OSHA Changes Enforcement Stance on Communication Towers
A new directive has been issued that replaces a March 2002 directive. The new one applies to all work activities on communication towers that involve the use of a personnel hoist -- not just new towers.
OSHA sent another strong signal July 24 that it is very concerned about communications tower workers' safety: The agency's Directorate of Construction issued a new directive giving enforcement guidance and procedures its compliance officers will use during inspections involving hazards associated with using a hoist to take employees to or from workstations on communication towers. The directive applies to all work activities on communication towers that involve the use of a personnel hoist, including tower maintenance work; it replaces a March 22, 2002, directive that addressed hoisting personnel only during new tower erection.
Five months ago, Assistant Secretary Dr. David Michaels expressed his concern in a video message that was shown during the National Association of Tower Erectors' annual convention. "We are very concerned about this sharp rise," he said then. "The fatality rate in this industry is extremely high – and tower workers have a risk of fatal injury perhaps 25 to 30 times higher than the risk for the average American worker. This is clearly unacceptable."
According to OSHA's July 24 news release, this industry experienced more on-the-job fatalities during 2013 than during the previous two years combined, and nine workers have died so far in 2014.

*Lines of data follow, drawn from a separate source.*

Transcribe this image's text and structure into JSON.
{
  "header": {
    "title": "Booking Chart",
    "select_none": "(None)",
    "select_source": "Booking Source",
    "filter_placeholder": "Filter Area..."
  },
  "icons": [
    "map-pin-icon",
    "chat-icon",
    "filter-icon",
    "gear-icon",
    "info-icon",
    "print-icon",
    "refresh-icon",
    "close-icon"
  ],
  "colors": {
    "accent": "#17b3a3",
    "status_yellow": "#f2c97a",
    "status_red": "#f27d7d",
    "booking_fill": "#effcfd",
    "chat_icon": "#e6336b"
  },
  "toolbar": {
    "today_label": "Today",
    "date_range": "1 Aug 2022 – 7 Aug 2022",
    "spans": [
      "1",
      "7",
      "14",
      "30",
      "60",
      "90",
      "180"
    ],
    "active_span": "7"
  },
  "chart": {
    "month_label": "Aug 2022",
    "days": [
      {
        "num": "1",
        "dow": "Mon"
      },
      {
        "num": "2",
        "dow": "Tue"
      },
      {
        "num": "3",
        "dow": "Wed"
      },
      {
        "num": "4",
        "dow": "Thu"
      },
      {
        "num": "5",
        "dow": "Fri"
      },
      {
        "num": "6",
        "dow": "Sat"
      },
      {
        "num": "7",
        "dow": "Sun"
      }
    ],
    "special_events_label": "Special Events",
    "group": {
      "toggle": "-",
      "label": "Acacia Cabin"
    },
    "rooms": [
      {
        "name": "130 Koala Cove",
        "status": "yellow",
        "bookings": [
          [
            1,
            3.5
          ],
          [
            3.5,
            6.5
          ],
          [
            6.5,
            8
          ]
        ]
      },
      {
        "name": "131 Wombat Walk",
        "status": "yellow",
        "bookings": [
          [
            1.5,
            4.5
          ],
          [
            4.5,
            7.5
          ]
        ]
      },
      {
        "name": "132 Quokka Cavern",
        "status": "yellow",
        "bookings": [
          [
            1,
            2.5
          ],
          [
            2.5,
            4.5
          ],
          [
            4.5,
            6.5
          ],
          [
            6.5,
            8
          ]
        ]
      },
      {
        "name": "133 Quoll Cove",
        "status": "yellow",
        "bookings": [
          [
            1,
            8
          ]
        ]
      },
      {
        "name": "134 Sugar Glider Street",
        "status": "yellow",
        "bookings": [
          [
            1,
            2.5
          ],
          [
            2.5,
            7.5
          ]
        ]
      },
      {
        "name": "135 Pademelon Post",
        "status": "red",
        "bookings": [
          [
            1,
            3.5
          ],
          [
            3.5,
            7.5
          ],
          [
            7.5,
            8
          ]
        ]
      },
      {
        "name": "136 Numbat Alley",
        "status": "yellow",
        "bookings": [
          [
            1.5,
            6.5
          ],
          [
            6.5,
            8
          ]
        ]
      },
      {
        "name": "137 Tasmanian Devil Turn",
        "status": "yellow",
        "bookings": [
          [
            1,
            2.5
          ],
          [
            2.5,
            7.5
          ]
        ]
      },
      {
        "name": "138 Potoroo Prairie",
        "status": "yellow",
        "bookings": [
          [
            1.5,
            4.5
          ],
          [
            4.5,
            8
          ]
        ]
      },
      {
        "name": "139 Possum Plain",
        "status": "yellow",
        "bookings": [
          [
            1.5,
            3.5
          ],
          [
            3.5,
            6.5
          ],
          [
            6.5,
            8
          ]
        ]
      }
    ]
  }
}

"This directive ensures that communication tower workers are protected regardless of the type of the work they are doing on communication towers," said Michaels. "Employers and cell tower owners and operators must make sure workers are properly trained and protected."
OSHA also has sent a letter to communication tower employers, urging them to strictly adhere to safety standards and common-sense practices, and it created a new online page focused on the issues surrounding communication tower work.